Often the world defines motherhood by activity—diapers changed, meals cooked, soccer practices attended—Scripture points us to something deeper: the heart behind those actions. In 1 Corinthians 13, the apostle Paul describes the kind of love that mirrors the character of Christ. It’s no coincidence that this same kind of love often shows up in the life of a faithful mother.
“Love is patient, love is kind.” How many times has a mother waited with patient endurance through tantrums, teenage attitudes, or times of uncertainty? How many acts of unnoticed kindness—packing lunches, offering hugs, praying late at night—have flowed from a mother’s heart?
“It does not envy, it does not boast, it is not proud.” A godly mother rejoices in her children’s growth and victories, not her own recognition.

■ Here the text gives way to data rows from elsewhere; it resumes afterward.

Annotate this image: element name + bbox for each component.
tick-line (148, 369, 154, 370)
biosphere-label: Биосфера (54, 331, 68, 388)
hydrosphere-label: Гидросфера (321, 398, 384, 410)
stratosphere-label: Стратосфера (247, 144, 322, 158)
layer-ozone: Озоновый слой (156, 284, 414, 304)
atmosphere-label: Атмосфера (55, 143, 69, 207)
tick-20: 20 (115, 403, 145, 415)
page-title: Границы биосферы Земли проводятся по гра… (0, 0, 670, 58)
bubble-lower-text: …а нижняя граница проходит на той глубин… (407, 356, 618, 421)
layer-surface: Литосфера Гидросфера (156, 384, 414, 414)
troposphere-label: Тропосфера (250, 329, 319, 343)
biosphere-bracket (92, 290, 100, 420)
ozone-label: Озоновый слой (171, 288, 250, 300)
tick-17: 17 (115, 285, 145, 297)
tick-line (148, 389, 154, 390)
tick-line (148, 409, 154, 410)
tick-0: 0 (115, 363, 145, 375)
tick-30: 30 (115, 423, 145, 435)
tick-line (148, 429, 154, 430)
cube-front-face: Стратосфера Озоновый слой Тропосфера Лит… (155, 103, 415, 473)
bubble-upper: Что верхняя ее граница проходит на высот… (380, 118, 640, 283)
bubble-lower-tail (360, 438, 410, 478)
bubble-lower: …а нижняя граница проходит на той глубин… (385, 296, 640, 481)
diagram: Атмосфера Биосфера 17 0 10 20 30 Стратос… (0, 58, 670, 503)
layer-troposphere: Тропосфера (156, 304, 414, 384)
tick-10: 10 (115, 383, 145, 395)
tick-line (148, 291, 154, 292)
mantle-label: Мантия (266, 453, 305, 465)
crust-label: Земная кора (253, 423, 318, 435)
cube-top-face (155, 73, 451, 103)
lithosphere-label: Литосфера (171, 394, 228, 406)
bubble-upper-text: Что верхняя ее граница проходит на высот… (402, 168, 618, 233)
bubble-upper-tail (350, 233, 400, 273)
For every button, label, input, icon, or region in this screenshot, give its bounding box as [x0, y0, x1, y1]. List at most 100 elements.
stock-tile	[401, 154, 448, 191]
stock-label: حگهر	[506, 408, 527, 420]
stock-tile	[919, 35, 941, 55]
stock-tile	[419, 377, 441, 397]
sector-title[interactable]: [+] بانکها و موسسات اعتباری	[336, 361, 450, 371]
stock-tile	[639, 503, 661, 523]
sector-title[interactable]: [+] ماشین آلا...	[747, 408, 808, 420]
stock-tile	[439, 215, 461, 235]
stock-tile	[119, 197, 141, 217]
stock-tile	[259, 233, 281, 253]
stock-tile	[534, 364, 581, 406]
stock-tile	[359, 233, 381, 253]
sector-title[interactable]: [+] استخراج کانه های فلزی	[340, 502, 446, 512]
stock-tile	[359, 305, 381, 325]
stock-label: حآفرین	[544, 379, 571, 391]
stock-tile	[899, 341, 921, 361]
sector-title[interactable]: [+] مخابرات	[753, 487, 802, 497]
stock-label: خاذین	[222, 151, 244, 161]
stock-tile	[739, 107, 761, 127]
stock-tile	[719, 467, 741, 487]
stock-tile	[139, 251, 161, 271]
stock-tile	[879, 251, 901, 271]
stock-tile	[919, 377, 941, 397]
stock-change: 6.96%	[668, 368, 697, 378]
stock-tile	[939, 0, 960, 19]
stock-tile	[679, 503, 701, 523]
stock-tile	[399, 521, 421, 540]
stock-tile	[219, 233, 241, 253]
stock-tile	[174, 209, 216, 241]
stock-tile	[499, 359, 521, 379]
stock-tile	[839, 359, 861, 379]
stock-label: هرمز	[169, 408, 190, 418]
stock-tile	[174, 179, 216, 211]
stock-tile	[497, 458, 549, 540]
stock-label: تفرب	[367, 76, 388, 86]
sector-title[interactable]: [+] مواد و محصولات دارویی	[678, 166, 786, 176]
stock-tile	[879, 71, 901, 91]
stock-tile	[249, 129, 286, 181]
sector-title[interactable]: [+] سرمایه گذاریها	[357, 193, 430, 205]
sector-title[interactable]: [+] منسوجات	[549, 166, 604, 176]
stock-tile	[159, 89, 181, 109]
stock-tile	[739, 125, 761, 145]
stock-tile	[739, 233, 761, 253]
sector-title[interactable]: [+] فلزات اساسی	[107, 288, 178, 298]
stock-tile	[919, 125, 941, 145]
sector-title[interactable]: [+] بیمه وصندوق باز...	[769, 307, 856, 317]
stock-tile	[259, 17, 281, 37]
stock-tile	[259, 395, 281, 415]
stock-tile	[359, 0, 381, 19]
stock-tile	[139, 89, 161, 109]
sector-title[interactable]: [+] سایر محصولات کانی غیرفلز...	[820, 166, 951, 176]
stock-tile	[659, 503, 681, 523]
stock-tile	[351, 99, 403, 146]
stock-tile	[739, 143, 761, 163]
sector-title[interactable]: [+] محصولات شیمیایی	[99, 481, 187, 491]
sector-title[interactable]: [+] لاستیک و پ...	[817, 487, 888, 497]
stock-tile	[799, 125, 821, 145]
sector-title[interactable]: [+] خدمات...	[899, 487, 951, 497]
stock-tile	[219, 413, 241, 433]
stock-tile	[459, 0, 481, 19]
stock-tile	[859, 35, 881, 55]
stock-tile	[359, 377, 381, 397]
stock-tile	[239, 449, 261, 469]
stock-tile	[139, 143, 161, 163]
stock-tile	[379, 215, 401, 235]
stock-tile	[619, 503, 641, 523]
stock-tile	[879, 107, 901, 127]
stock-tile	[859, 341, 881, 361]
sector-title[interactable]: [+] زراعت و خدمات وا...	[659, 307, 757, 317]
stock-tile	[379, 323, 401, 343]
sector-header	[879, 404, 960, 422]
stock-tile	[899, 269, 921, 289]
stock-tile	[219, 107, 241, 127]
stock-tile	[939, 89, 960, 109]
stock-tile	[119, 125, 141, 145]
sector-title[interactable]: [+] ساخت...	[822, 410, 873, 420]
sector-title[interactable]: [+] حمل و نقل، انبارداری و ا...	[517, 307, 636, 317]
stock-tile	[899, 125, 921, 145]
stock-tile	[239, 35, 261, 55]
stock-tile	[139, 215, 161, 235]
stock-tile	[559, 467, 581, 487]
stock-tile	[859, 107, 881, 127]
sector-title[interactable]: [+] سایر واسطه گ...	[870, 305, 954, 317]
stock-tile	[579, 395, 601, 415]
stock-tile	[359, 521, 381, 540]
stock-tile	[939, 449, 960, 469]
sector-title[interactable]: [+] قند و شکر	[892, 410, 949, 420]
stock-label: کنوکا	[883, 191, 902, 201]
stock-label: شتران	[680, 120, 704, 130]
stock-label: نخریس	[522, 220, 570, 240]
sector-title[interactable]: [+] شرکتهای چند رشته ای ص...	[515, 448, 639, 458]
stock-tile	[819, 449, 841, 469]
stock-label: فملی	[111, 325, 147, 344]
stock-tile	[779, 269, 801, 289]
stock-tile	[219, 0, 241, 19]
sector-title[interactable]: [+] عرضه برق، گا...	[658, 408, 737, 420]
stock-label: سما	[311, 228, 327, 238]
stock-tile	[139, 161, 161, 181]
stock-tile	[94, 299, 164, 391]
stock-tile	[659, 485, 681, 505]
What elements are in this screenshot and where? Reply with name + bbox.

Even in a world that often overlooks her quiet labor, she finds joy in others’ flourishing.
“It does not dishonor others, it is not self-seeking, it is not easily angered, it keeps no record of wrongs.” This kind of love chooses forgiveness over resentment, gentleness over harshness, humility over pride. Mothers who love this way reflect Christ—especially when no one else sees. How many times does mom forgive!

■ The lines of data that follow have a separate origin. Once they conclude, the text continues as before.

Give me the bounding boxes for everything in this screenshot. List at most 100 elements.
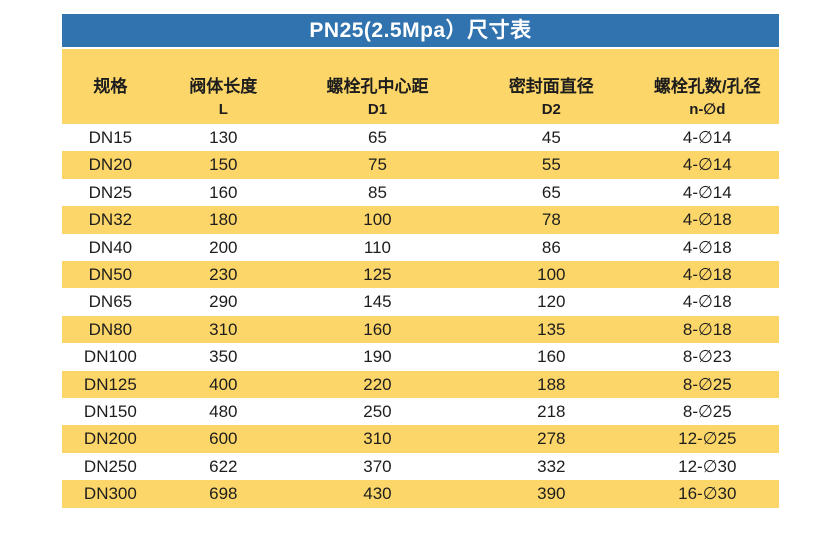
value-cell: 78 — [541, 210, 561, 230]
value-cell: 150 — [209, 155, 238, 175]
value-cell: 130 — [209, 128, 238, 147]
value-cell: 55 — [541, 155, 561, 175]
table-row: DN250 622 370 332 12-∅30 — [62, 452, 779, 481]
spec-cell: DN150 — [83, 402, 137, 422]
column-header-bolt-holes: 螺栓孔数/孔径 n-∅d — [636, 49, 779, 124]
value-cell: 250 — [363, 402, 392, 422]
value-cell: 698 — [209, 484, 238, 504]
table-header: 规格 阀体长度 L 螺栓孔中心距 D1 密封面直径 D2 螺栓孔数/孔径 — [62, 49, 779, 124]
column-sublabel: n-∅d — [689, 101, 726, 118]
value-cell: 12-∅25 — [678, 429, 737, 449]
value-cell: 120 — [537, 292, 566, 312]
value-cell: 4-∅18 — [682, 237, 732, 257]
table-row: DN40 200 110 86 4-∅18 — [62, 233, 779, 262]
table-row: DN80 310 160 135 8-∅18 — [62, 315, 779, 344]
value-cell: 100 — [363, 210, 392, 230]
table-row: DN50 230 125 100 4-∅18 — [62, 261, 779, 289]
value-cell: 160 — [209, 182, 238, 202]
column-sublabel: L — [218, 101, 228, 118]
value-cell: 8-∅25 — [682, 374, 732, 394]
table-row: DN25 160 85 65 4-∅14 — [62, 178, 779, 207]
value-cell: 65 — [367, 128, 387, 147]
header-row: 规格 阀体长度 L 螺栓孔中心距 D1 密封面直径 D2 螺栓孔数/孔径 — [62, 49, 779, 124]
value-cell: 145 — [363, 292, 392, 312]
value-cell: 45 — [541, 128, 561, 147]
spec-cell: DN125 — [83, 374, 137, 394]
spec-cell: DN32 — [88, 210, 133, 230]
table-row: DN125 400 220 188 8-∅25 — [62, 370, 779, 399]
column-sublabel: D2 — [541, 101, 561, 118]
value-cell: 622 — [209, 456, 238, 476]
spec-cell: DN50 — [88, 265, 133, 285]
spec-cell: DN40 — [88, 237, 133, 257]
spec-cell: DN250 — [83, 456, 137, 476]
value-cell: 430 — [363, 484, 392, 504]
value-cell: 278 — [537, 429, 566, 449]
value-cell: 86 — [541, 237, 561, 257]
spec-cell: DN100 — [83, 347, 137, 367]
value-cell: 310 — [209, 319, 238, 339]
value-cell: 4-∅14 — [682, 128, 732, 147]
table-row: DN100 350 190 160 8-∅23 — [62, 343, 779, 371]
table-row: DN150 480 250 218 8-∅25 — [62, 398, 779, 426]
table-row: DN200 600 310 278 12-∅25 — [62, 425, 779, 453]
spec-cell: DN200 — [83, 429, 137, 449]
value-cell: 75 — [367, 155, 387, 175]
value-cell: 370 — [363, 456, 392, 476]
value-cell: 290 — [209, 292, 238, 312]
spec-cell: DN80 — [88, 319, 133, 339]
value-cell: 12-∅30 — [678, 456, 737, 476]
column-label: 密封面直径 — [508, 77, 594, 96]
value-cell: 600 — [209, 429, 238, 449]
value-cell: 200 — [209, 237, 238, 257]
value-cell: 188 — [537, 374, 566, 394]
value-cell: 8-∅23 — [682, 347, 732, 367]
value-cell: 4-∅18 — [682, 210, 732, 230]
spec-cell: DN25 — [88, 182, 133, 202]
value-cell: 4-∅18 — [682, 292, 732, 312]
column-label: 规格 — [93, 77, 128, 96]
value-cell: 100 — [537, 265, 566, 285]
column-header-length: 阀体长度 L — [159, 49, 288, 124]
value-cell: 180 — [209, 210, 238, 230]
value-cell: 8-∅18 — [682, 319, 732, 339]
dimension-table: 规格 阀体长度 L 螺栓孔中心距 D1 密封面直径 D2 螺栓孔数/孔径 — [62, 49, 779, 508]
value-cell: 135 — [537, 319, 566, 339]
value-cell: 390 — [537, 484, 566, 504]
column-header-bolt-circle: 螺栓孔中心距 D1 — [288, 49, 467, 124]
table-title: PN25(2.5Mpa）尺寸表 — [62, 14, 779, 47]
value-cell: 4-∅14 — [682, 182, 732, 202]
value-cell: 310 — [363, 429, 392, 449]
value-cell: 85 — [367, 182, 387, 202]
value-cell: 65 — [541, 182, 561, 202]
table-body: DN15 130 65 45 4-∅14 DN20 150 75 55 4-∅14 DN25 160 8… — [62, 124, 779, 508]
table-row: DN20 150 75 55 4-∅14 — [62, 151, 779, 179]
value-cell: 332 — [537, 456, 566, 476]
spec-cell: DN65 — [88, 292, 133, 312]
value-cell: 160 — [363, 319, 392, 339]
value-cell: 190 — [363, 347, 392, 367]
value-cell: 4-∅18 — [682, 265, 732, 285]
spec-cell: DN300 — [83, 484, 137, 504]
value-cell: 160 — [537, 347, 566, 367]
table-row: DN65 290 145 120 4-∅18 — [62, 288, 779, 316]
column-label: 阀体长度 — [189, 77, 258, 96]
value-cell: 350 — [209, 347, 238, 367]
column-label: 螺栓孔中心距 — [326, 77, 429, 96]
value-cell: 125 — [363, 265, 392, 285]
spec-cell: DN20 — [88, 155, 133, 175]
column-header-spec: 规格 — [62, 49, 159, 124]
value-cell: 220 — [363, 374, 392, 394]
table-row: DN32 180 100 78 4-∅18 — [62, 206, 779, 234]
value-cell: 230 — [209, 265, 238, 285]
table-row: DN300 698 430 390 16-∅30 — [62, 480, 779, 508]
spec-cell: DN15 — [88, 128, 133, 147]
column-sublabel — [62, 99, 159, 120]
value-cell: 16-∅30 — [678, 484, 737, 504]
value-cell: 4-∅14 — [682, 155, 732, 175]
value-cell: 8-∅25 — [682, 402, 732, 422]
table-row: DN15 130 65 45 4-∅14 — [62, 124, 779, 152]
value-cell: 400 — [209, 374, 238, 394]
value-cell: 218 — [537, 402, 566, 422]
value-cell: 110 — [363, 237, 391, 257]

“Love always protects, always trusts, always hopes, always perseveres.” This is the kind of fierce, enduring love that continues to believe in a child who has lost their way, hopes in hard seasons, and stays steadfast when life is overwhelming. This is agape love—selfless, sacrificial, and unconditional.
As great as our moms are, even the most devoted mother falls short. No human love is perfect. But that’s why we look to God’s love, the source of all true love. The love described in 1 Corinthians 13 is ultimately the love of Christ, poured into our hearts by His Spirit (Romans 5:5). We thank God for moms who lean on Jesus, who seek to be filled with his love, His strength, His grace, and His example so they might love well.
Thank you Lord for all our moms who live out this kind of love—not just through what they do, but through who they are. Strengthen them each day to love as you have loved them.
Apply: If you haven’t, take time today to give thanks to God for your mom…let her know too!
Prayer: Lord thank you for moms who seek to reflect your heart of love. Refresh and strengthen them as they continue to pour out their love to their children. Encourage those that are struggling. Give hope to moms experiencing loss and in all things fill the hearts of all with your unchanging and enduring love. AMEN.